I remember, when I was a young lad thinking I could change the world, and I went on the journey to develop my own game engine, surprisingly one of the hardest parts was finding a good sound component/engine. - I'm thinking of the mind set I had 10\15 years ago
Funnily, that part was a bit easier earlier in the 90s, specially when making simple 2D games, as there weren't that many fancy effects.
A "sound engine(*)" was mostly mixing multiple samples (in software, unless you were lucky to have a Gravis, or later an AWE) and playing them over the soundcard.
Which by then mostly meant either a Sound Blaster-family card or something at least compatible with the SBPro, so with a relatively narrow number of hardware interfaces to support.
(And throw in support for digital samples on PC Speaker used in pulse-width mode to support lower end machines. Add some parallel-port home-made resistor ladder (COVOX Speech Thing compatibles). Or if you feel very fancy, playing digital samples over FM chips like AdLib to cover for older machines).
Once you got the mixing, you can use it both for music, to play MODs and other similar tracker music (by mixing instrument's digital samples at varying volumes and frequencies), and sound effect (mixing digital sound effects at various volumes, mostly based on distance).
As the games were much simpler back then, sound effect were really just that: play sample more or less loudly based on how far away they are, have different left-right volumes for stereo effect.

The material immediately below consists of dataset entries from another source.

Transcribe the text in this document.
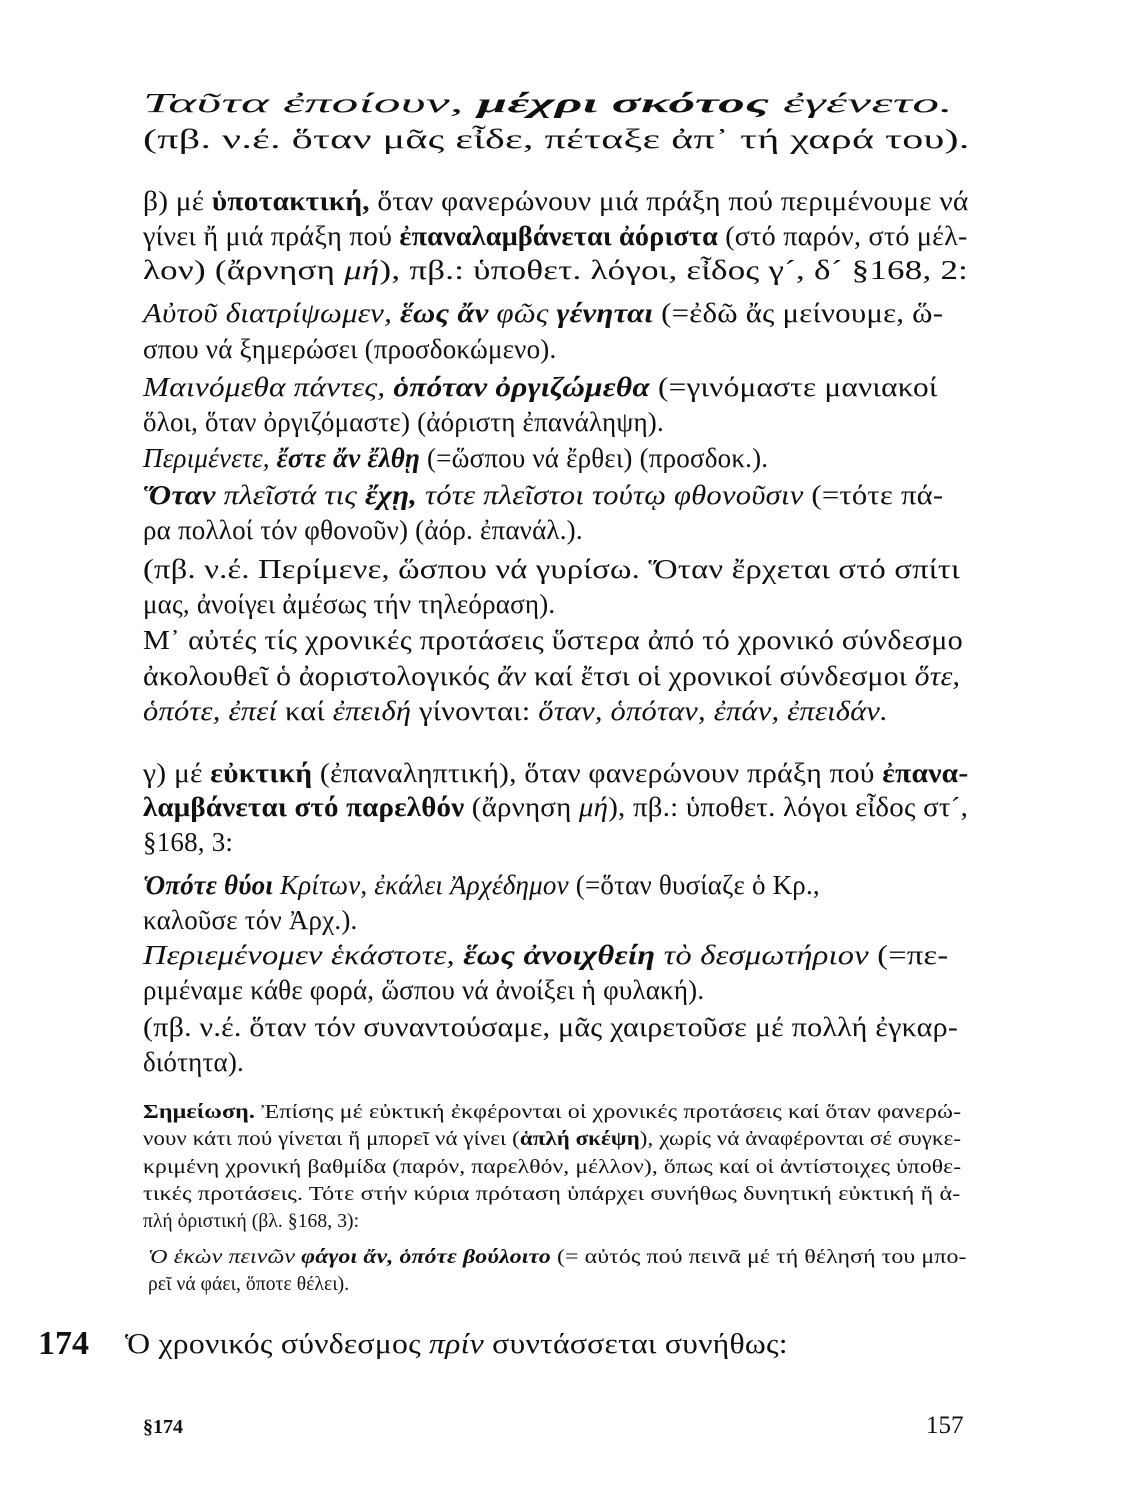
Ταῦτα ἐποίουν, μέχρι σκότος ἐγένετο.
(πβ. ν.έ. ὅταν μᾶς εἶδε, πέταξε ἀπ᾽ τή χαρά του).
β) μέ ὑποτακτική, ὅταν φανερώνουν μιά πράξη πού περιμένουμε νά
γίνει ἤ μιά πράξη πού ἐπαναλαμβάνεται ἀόριστα (στό παρόν, στό μέλ-
λον) (ἄρνηση μή), πβ.: ὑποθετ. λόγοι, εἶδος γ´, δ´ §168, 2:
Αὐτοῦ διατρίψωμεν, ἕως ἄν φῶς γένηται (=ἐδῶ ἄς μείνουμε, ὥ-
σπου νά ξημερώσει (προσδοκώμενο).
Μαινόμεθα πάντες, ὁπόταν ὀργιζώμεθα (=γινόμαστε μανιακοί
ὅλοι, ὅταν ὀργιζόμαστε) (ἀόριστη ἐπανάληψη).
Περιμένετε, ἔστε ἄν ἔλθῃ (=ὥσπου νά ἔρθει) (προσδοκ.).
Ὅταν πλεῖστά τις ἔχῃ, τότε πλεῖστοι τούτῳ φθονοῦσιν (=τότε πά-
ρα πολλοί τόν φθονοῦν) (ἀόρ. ἐπανάλ.).
(πβ. ν.έ. Περίμενε, ὥσπου νά γυρίσω. Ὅταν ἔρχεται στό σπίτι
μας, ἀνοίγει ἀμέσως τήν τηλεόραση).
Μ᾽ αὐτές τίς χρονικές προτάσεις ὕστερα ἀπό τό χρονικό σύνδεσμο
ἀκολουθεῖ ὁ ἀοριστολογικός ἄν καί ἔτσι οἱ χρονικοί σύνδεσμοι ὅτε,
ὁπότε, ἐπεί καί ἐπειδή γίνονται: ὅταν, ὁπόταν, ἐπάν, ἐπειδάν.
γ) μέ εὐκτική (ἐπαναληπτική), ὅταν φανερώνουν πράξη πού ἐπανα-
λαμβάνεται στό παρελθόν (ἄρνηση μή), πβ.: ὑποθετ. λόγοι εἶδος στ´,
§168, 3:
Ὁπότε θύοι Κρίτων, ἐκάλει Ἀρχέδημον (=ὅταν θυσίαζε ὁ Κρ.,
καλοῦσε τόν Ἀρχ.).
Περιεμένομεν ἑκάστοτε, ἕως ἀνοιχθείη τὸ δεσμωτήριον (=πε-
ριμέναμε κάθε φορά, ὥσπου νά ἀνοίξει ἡ φυλακή).
(πβ. ν.έ. ὅταν τόν συναντούσαμε, μᾶς χαιρετοῦσε μέ πολλή ἐγκαρ-
διότητα).
Σημείωση. Ἐπίσης μέ εὐκτική ἐκφέρονται οἱ χρονικές προτάσεις καί ὅταν φανερώ-
νουν κάτι πού γίνεται ἤ μπορεῖ νά γίνει (ἁπλή σκέψη), χωρίς νά ἀναφέρονται σέ συγκε-
κριμένη χρονική βαθμίδα (παρόν, παρελθόν, μέλλον), ὅπως καί οἱ ἀντίστοιχες ὑποθε-
τικές προτάσεις. Τότε στήν κύρια πρόταση ὑπάρχει συνήθως δυνητική εὐκτική ἤ ἁ-
πλή ὁριστική (βλ. §168, 3):
Ὁ ἑκὼν πεινῶν φάγοι ἄν, ὁπότε βούλοιτο (= αὐτός πού πεινᾶ μέ τή θέλησή του μπο-
ρεῖ νά φάει, ὅποτε θέλει).
174 Ὁ χρονικός σύνδεσμος πρίν συντάσσεται συνήθως:
§174	157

So most of the programming tricks boiled down to mixing fast enough on slower CPUs, smoothing somewhat the sound when changing frequency and mostly the driver to make sure it's compatible across the widest amount of cards.

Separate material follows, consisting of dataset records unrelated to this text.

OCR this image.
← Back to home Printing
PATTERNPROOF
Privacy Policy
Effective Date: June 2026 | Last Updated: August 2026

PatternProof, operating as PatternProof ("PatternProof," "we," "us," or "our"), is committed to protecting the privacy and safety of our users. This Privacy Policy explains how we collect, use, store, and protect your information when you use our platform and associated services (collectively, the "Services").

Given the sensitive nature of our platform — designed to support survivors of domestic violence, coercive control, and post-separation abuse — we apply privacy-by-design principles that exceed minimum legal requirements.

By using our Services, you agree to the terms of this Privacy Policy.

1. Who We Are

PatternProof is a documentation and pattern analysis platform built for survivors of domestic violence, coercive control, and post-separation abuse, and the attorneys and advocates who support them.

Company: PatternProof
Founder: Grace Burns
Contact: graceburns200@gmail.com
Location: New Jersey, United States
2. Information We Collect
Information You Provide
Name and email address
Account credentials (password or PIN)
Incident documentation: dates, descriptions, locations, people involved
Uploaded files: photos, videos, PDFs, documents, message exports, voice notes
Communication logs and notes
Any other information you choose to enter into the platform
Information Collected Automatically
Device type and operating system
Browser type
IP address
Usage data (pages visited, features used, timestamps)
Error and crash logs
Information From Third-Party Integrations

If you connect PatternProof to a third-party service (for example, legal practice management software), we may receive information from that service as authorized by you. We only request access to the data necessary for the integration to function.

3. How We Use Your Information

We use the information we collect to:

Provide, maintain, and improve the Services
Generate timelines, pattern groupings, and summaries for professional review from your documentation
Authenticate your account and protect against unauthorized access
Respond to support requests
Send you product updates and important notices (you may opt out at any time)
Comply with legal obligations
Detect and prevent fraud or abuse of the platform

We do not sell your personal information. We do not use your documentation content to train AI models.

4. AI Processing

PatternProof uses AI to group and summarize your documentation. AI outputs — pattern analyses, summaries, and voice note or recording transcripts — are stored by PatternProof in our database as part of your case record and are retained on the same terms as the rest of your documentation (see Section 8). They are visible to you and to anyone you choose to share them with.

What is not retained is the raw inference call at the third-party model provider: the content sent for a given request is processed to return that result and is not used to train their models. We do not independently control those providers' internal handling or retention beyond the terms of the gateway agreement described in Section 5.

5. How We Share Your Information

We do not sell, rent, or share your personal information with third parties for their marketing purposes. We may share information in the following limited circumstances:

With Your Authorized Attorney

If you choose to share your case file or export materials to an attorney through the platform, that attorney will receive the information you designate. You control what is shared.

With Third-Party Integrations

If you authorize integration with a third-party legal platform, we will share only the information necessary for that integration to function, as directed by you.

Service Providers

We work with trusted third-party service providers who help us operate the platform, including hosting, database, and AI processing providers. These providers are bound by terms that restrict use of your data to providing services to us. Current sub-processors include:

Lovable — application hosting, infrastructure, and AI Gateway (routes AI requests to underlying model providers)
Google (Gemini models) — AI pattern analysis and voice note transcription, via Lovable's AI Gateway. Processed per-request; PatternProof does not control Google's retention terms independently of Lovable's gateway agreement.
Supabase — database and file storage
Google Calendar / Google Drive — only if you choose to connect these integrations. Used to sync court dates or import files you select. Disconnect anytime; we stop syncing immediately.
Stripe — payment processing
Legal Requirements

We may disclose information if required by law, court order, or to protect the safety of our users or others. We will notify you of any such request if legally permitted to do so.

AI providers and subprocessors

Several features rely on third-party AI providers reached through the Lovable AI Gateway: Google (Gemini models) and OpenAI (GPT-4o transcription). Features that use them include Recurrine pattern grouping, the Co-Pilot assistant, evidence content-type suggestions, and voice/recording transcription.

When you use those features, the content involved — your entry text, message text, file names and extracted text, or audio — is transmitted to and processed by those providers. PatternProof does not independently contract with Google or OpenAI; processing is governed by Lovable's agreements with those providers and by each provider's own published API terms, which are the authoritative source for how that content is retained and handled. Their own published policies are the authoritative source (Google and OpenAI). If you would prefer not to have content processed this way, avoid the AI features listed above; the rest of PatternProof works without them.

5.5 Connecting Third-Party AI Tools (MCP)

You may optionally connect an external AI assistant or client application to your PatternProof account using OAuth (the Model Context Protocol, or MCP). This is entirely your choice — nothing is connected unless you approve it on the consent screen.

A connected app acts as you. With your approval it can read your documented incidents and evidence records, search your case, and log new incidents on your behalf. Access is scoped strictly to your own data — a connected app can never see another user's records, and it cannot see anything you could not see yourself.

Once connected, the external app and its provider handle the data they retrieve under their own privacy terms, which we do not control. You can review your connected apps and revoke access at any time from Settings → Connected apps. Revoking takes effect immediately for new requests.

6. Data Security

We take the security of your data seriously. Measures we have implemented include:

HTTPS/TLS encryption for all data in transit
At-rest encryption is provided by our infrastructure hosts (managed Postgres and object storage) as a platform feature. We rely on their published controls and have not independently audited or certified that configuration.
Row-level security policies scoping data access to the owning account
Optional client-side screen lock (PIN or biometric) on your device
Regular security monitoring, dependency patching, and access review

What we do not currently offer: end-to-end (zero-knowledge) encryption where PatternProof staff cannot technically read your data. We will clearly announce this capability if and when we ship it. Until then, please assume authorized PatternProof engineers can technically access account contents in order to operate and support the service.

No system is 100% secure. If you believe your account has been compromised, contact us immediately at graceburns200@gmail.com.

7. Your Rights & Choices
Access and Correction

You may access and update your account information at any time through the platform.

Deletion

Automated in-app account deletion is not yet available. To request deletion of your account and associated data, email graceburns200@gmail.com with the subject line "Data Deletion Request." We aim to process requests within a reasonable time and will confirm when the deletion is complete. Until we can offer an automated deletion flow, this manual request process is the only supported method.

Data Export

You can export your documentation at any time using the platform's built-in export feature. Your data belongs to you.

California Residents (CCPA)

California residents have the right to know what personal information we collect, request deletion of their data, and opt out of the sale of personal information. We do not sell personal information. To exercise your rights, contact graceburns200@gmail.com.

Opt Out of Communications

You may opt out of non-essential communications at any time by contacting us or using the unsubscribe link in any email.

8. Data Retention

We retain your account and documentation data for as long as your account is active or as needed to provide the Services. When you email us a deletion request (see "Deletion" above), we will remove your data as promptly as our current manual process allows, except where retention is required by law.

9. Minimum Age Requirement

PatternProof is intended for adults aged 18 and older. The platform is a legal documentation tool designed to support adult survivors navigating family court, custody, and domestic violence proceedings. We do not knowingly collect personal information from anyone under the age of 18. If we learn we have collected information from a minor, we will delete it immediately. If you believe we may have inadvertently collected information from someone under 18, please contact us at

Contrast with graphics programming which tried to get as many effects as possible out of the limited hardware capabilities of EGA, VGA and SVGA, requiring tons of low-level register tweaking (planar 256 color modes, latches, etc.) or complex programming (using VESA bank swapping). Getting more even more complex once you want to do software 3D.

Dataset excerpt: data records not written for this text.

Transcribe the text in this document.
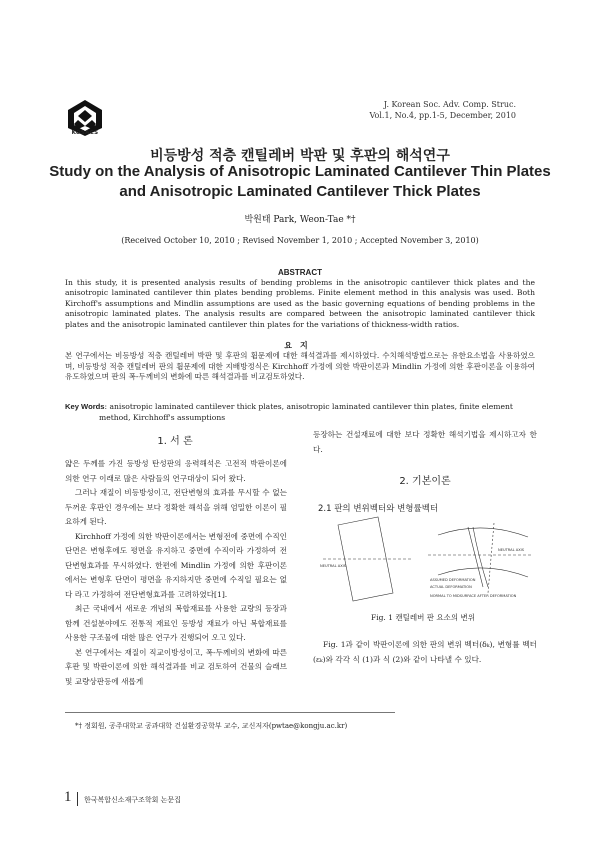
KOSACS
J. Korean Soc. Adv. Comp. Struc.
Vol.1, No.4, pp.1-5, December, 2010
비등방성 적층 캔틸레버 박판 및 후판의 해석연구
Study on the Analysis of Anisotropic Laminated Cantilever Thin Plates
and Anisotropic Laminated Cantilever Thick Plates
박원태 Park, Weon-Tae *†
(Received October 10, 2010 ; Revised November 1, 2010 ; Accepted November 3, 2010)
ABSTRACT
In this study, it is presented analysis results of bending problems in the anisotropic cantilever thick plates and the anisotropic laminated cantilever thin plates bending problems. Finite element method in this analysis was used. Both Kirchoff's assumptions and Mindlin assumptions are used as the basic governing equations of bending problems in the anisotropic laminated plates. The analysis results are compared between the anisotropic laminated cantilever thick plates and the anisotropic laminated cantilever thin plates for the variations of thickness-width ratios.
요지
본 연구에서는 비등방성 적층 캔틸레버 박판 및 후판의 휨문제에 대한 해석결과를 제시하였다. 수치해석방법으로는 유한요소법을 사용하였으며, 비등방성 적층 캔틸레버 판의 휨문제에 대한 지배방정식은 Kirchhoff 가정에 의한 박판이론과 Mindlin 가정에 의한 후판이론을 이용하여 유도하였으며 판의 폭-두께비의 변화에 따른 해석결과를 비교검토하였다.
Key Words: anisotropic laminated cantilever thick plates, anisotropic laminated cantilever thin plates, finite element
method, Kirchhoff's assumptions
1. 서 론

얇은 두께를 가진 등방성 탄성판의 응력해석은 고전적 박판이론에 의한 연구 이래로 많은 사람들의 연구대상이 되어 왔다.

그러나 재질이 비등방성이고, 전단변형의 효과를 무시할 수 없는 두꺼운 후판인 경우에는 보다 정확한 해석을 위해 엄밀한 이론이 필요하게 된다.

Kirchhoff 가정에 의한 박판이론에서는 변형전에 중면에 수직인 단면은 변형후에도 평면을 유지하고 중면에 수직이라 가정하여 전단변형효과를 무시하였다. 한편에 Mindlin 가정에 의한 후판이론에서는 변형후 단면이 평면을 유지하지만 중면에 수직일 필요는 없다 라고 가정하여 전단변형효과를 고려하였다[1].

최근 국내에서 새로운 개념의 복합재료를 사용한 교량의 등장과 함께 건설분야에도 전통적 재료인 등방성 재료가 아닌 복합재료를 사용한 구조물에 대한 많은 연구가 진행되어 오고 있다.

본 연구에서는 재질이 직교이방성이고, 폭-두께비의 변화에 따른 후판 및 박판이론에 의한 해석결과를 비교 검토하여 건물의 슬래브 및 교량상판등에 새롭게

등장하는 건설재료에 대한 보다 정확한 해석기법을 제시하고자 한다.
2. 기본이론
2.1 판의 변위벡터와 변형률벡터
NEUTRAL AXIS
NEUTRAL AXIS
ASSUMED DEFORMATION
ACTUAL DEFORMATION
NORMAL TO MIDSURFACE AFTER DEFORMATION
Fig. 1 캔틸레버 판 요소의 변위

Fig. 1과 같이 박판이론에 의한 판의 변위 벡터(δₖ), 변형률 벡터 (εₖ)와 각각 식 (1)과 식 (2)와 같이 나타낼 수 있다.

*† 정회원, 공주대학교 공과대학 건설환경공학부 교수, 교신저자(pwtae@kongju.ac.kr)
1 한국복합신소재구조학회 논문집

That's probably why there weren't that many good libraries when you started: the past decade was spent putting efforts into graphics and thinking "yeah, simple sample mixing will do it" about the sound (Spoiler: no, not anymore. If you want more realistic 3D games, you suddenly need a lot more efforts into 3D audio, well beyond "closer is louder": you need to map environments, do Doppler, do echo and reverb, etc. cue in A3D and the like)
(*): for the amateurs, indie, and demoscene.
For big companies (think Sierra, LucasFilm, etc.) it was mostly about supporting MIDI and tweaking a few specific musical synthetisers (tweaking the hardware registers of AdLib's FM synth, or SysEx on Roland MT-32, etc.) or later supporting General MIDI and the music sounding crap - if you weren't using the same synth as the artist (usually a Roland SC-55), you were stuck with whatever General MIDI sound bank your sound card had to offer (often some very twangy instruments in a botched OPL clone chip, or an aweful rompler).